Parenteral Nutrition Ordering, Order Review, Compounding, Labeling, and Dispensing

    J. parenter. enteral nutr; 38 (3), 2014
    Año de publicación: 2014

    "BACKGROUND: Parenteral nutrition (PN) is a high-alert medication available for patient care within a complex clinical process. Beyond application of best practice recommendations to guide safe use and optimize clinical outcome, several issues are better addressed through evidence-based policies, procedures, and practices. This document provides evidence-based guidance for clinical practices involving PN prescribing, order review, and preparation.

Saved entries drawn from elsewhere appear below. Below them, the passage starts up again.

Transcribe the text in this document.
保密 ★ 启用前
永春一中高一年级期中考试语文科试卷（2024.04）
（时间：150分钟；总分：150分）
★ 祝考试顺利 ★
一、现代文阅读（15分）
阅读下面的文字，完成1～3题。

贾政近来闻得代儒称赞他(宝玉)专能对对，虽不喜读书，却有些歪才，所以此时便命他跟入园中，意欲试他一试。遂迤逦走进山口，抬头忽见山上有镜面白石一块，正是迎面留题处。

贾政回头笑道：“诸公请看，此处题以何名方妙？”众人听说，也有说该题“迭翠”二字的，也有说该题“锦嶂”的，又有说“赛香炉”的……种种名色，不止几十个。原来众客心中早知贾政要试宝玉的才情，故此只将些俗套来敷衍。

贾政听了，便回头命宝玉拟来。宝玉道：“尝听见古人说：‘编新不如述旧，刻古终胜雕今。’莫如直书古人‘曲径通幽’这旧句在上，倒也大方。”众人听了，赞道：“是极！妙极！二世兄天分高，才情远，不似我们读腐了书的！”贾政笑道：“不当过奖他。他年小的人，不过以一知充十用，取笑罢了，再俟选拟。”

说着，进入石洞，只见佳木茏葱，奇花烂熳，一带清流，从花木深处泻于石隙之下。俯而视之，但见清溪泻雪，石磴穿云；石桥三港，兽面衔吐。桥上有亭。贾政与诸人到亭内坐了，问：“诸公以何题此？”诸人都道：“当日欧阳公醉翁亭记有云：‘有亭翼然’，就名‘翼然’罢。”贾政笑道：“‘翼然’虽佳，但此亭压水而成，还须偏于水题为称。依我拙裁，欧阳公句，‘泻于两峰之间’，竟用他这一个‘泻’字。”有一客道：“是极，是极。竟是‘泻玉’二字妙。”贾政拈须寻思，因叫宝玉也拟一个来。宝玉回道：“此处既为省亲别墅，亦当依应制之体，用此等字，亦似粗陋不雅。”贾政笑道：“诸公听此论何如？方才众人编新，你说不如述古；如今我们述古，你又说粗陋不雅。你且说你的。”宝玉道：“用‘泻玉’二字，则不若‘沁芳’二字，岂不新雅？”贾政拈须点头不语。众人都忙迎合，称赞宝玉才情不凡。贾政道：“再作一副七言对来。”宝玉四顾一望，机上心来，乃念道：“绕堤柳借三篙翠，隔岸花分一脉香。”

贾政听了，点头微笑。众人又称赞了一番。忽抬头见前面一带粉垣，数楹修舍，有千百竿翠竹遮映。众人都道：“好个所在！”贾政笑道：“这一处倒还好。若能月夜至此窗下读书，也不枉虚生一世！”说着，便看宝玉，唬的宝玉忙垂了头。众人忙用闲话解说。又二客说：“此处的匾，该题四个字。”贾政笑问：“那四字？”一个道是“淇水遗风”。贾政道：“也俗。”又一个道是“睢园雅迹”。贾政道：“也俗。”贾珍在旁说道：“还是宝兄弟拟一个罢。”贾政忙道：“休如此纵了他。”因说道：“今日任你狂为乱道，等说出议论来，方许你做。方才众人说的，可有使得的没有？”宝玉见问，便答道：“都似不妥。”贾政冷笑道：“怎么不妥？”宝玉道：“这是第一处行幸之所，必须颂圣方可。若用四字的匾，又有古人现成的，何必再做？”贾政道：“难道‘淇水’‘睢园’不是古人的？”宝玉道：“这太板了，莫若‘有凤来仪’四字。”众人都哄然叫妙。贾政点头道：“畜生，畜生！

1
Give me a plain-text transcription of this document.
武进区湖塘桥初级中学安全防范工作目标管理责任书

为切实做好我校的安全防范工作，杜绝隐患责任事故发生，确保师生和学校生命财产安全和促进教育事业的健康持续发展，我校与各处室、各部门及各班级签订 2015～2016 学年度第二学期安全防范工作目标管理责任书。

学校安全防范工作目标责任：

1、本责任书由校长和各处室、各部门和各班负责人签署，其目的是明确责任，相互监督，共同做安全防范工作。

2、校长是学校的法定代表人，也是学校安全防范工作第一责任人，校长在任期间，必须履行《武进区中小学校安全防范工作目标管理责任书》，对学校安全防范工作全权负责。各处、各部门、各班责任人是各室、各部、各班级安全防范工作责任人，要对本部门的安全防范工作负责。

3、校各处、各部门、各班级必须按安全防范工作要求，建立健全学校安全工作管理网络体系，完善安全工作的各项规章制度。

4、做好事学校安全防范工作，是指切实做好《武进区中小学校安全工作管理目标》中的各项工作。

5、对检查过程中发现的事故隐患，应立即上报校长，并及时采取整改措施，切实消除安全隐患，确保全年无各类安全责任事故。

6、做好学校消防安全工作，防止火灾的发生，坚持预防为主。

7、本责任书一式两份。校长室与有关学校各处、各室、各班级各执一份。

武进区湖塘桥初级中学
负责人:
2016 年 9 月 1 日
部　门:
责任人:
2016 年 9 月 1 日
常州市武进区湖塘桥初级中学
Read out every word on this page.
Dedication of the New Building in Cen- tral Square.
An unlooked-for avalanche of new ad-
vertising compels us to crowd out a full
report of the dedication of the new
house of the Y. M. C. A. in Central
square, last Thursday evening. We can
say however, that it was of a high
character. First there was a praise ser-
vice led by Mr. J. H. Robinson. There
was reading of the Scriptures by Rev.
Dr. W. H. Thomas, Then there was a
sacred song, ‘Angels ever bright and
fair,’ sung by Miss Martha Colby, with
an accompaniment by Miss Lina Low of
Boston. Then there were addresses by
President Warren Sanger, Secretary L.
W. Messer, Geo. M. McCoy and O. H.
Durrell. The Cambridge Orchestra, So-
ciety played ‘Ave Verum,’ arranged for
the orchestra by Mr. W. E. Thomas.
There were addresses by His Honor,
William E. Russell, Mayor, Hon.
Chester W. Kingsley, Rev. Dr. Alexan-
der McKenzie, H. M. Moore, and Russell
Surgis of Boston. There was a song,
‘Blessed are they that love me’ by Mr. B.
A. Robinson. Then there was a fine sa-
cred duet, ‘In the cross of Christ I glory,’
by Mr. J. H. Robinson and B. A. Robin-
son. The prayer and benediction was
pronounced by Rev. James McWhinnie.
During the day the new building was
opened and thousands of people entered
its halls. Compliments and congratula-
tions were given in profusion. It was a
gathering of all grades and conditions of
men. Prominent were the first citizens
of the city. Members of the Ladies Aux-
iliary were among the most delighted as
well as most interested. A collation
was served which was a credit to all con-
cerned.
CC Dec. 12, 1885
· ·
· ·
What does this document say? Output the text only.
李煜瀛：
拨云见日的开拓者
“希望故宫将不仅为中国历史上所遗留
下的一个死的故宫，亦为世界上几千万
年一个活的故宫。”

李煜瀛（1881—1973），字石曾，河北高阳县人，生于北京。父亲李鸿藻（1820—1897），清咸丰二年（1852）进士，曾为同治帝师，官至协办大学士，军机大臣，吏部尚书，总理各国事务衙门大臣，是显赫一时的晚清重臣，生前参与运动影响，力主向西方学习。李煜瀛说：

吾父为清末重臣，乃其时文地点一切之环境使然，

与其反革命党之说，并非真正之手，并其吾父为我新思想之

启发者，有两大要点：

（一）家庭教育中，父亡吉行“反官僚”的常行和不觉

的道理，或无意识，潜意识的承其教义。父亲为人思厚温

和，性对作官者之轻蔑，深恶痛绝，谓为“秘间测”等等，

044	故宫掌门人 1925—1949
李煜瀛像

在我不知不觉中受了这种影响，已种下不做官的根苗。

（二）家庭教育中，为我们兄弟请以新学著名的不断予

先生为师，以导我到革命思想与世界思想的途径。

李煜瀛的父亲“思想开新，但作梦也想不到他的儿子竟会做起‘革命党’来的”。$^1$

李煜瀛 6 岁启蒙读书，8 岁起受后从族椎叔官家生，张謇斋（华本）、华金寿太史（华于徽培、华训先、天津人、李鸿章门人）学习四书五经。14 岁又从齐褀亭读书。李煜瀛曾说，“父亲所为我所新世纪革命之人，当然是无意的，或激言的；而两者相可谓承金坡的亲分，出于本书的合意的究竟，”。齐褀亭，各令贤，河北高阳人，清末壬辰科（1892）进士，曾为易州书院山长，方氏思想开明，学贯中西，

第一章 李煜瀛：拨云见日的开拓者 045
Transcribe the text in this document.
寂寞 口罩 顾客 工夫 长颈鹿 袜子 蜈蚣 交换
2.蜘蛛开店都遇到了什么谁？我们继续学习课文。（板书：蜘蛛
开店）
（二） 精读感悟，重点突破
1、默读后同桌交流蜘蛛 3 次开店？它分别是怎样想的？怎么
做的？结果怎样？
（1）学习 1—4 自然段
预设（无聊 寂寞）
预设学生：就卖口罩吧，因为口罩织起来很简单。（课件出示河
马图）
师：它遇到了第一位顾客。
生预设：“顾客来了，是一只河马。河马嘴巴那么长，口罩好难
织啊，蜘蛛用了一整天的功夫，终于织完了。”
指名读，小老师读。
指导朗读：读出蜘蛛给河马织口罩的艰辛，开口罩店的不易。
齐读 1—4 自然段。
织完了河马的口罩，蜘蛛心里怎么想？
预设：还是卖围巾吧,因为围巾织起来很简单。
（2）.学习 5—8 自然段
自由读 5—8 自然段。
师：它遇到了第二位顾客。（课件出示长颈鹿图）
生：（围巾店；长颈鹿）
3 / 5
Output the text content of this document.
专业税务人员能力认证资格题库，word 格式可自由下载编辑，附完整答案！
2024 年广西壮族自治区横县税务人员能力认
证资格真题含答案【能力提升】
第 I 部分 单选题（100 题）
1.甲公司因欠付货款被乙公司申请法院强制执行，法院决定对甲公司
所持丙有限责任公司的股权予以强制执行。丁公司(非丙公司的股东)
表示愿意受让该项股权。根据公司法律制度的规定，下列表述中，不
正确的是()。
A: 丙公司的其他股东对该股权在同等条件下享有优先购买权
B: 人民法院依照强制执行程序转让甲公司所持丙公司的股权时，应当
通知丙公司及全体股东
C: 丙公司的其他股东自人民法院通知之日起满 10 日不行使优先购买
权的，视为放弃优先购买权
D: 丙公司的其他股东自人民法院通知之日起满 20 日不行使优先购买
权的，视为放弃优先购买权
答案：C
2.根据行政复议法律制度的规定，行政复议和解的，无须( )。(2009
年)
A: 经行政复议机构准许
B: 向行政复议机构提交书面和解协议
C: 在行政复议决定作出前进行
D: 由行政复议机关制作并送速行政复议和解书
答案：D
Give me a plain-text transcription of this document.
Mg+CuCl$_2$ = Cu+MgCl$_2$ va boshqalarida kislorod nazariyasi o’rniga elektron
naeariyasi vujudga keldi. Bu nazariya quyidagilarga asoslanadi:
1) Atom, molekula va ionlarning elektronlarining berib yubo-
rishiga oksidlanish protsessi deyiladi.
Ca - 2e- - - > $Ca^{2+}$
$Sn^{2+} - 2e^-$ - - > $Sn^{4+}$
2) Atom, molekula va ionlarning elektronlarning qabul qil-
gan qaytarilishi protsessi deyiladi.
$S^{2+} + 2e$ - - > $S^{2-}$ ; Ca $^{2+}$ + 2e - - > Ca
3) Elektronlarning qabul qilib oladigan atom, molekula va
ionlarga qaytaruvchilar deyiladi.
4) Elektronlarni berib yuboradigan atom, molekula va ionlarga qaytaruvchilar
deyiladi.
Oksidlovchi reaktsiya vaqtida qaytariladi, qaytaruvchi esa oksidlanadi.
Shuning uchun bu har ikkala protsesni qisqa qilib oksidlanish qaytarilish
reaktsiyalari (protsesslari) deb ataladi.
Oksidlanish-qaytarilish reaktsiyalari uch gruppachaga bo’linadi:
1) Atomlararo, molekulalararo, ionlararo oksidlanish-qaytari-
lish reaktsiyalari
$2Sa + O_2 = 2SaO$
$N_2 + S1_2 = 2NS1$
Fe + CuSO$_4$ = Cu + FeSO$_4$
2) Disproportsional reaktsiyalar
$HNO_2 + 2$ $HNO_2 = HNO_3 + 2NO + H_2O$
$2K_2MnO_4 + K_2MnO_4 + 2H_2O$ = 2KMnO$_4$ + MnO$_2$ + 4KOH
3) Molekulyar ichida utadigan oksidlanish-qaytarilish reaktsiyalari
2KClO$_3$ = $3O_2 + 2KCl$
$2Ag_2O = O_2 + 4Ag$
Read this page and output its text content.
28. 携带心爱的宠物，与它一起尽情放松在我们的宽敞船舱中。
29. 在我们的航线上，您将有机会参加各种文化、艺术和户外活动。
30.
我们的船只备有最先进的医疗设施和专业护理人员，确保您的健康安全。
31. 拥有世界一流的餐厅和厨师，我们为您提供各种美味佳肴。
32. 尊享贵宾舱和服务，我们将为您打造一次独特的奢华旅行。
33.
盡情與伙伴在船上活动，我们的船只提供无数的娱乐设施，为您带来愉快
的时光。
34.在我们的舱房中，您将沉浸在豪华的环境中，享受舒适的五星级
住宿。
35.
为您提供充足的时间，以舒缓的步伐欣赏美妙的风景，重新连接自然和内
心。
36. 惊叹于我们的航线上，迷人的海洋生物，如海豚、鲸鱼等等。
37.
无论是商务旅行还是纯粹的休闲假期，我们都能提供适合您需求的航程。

    A systematic review of the best available evidence was used by an expert work group to answer a series of questions about PN prescribing, order review, compounding, labeling, and dispensing. Concepts from the Grading of Recommendations, Assessment, Development and Evaluation (GRADE) format were applied as appropriate. The specific clinical guideline recommendations were developed using consensus prior to review and approval by the American Society for Parenteral and Enteral Nutrition (A.S.P.E.N.) Board of Directors.

    The following questions were addressed:

    (1) Does education of prescribers improve PN ordering? (2) What is the maximum safe osmolarity of PN admixtures intended for peripheral vein administration? (3) What are the appropriate calcium intake and calcium-phosphate ratios in PN for optimal neonatal bone mineralization? (4) What are the clinical advantages or disadvantages of commercially available premade (""premixed"") multichambered PN formulations compared with traditional/customized PN formulations? (5) What are the clinical (infection, catheter occlusion) advantages or disadvantages of 2-in-1 compared with 3-in-1 PN admixtures? (6) What macronutrient dosing limits are expected to provide for the most stable 3-in-1 admixtures? (7) What are the most appropriate recommendations for optimizing calcium (gluconate) and (Na- or K-) phosphate compatibility in PN admixtures? (8) What micronutrient contamination is present in parenteral stock solutions currently used to compound PN admixtures? (9) Is it safe to use the PN admixture as a vehicle for non-nutrient medication delivery? (10) Should heparin be included in the PN admixture to reduce the risk of central vein thrombosis? (11) What methods of repackaging intravenous fat emulsion (IVFE) into smaller patient-specific volumes are safe? (12) What beyond-use date should be used for (a) IVFE dispensed for separate infusion in the original container and (b) repackaged IVFE?"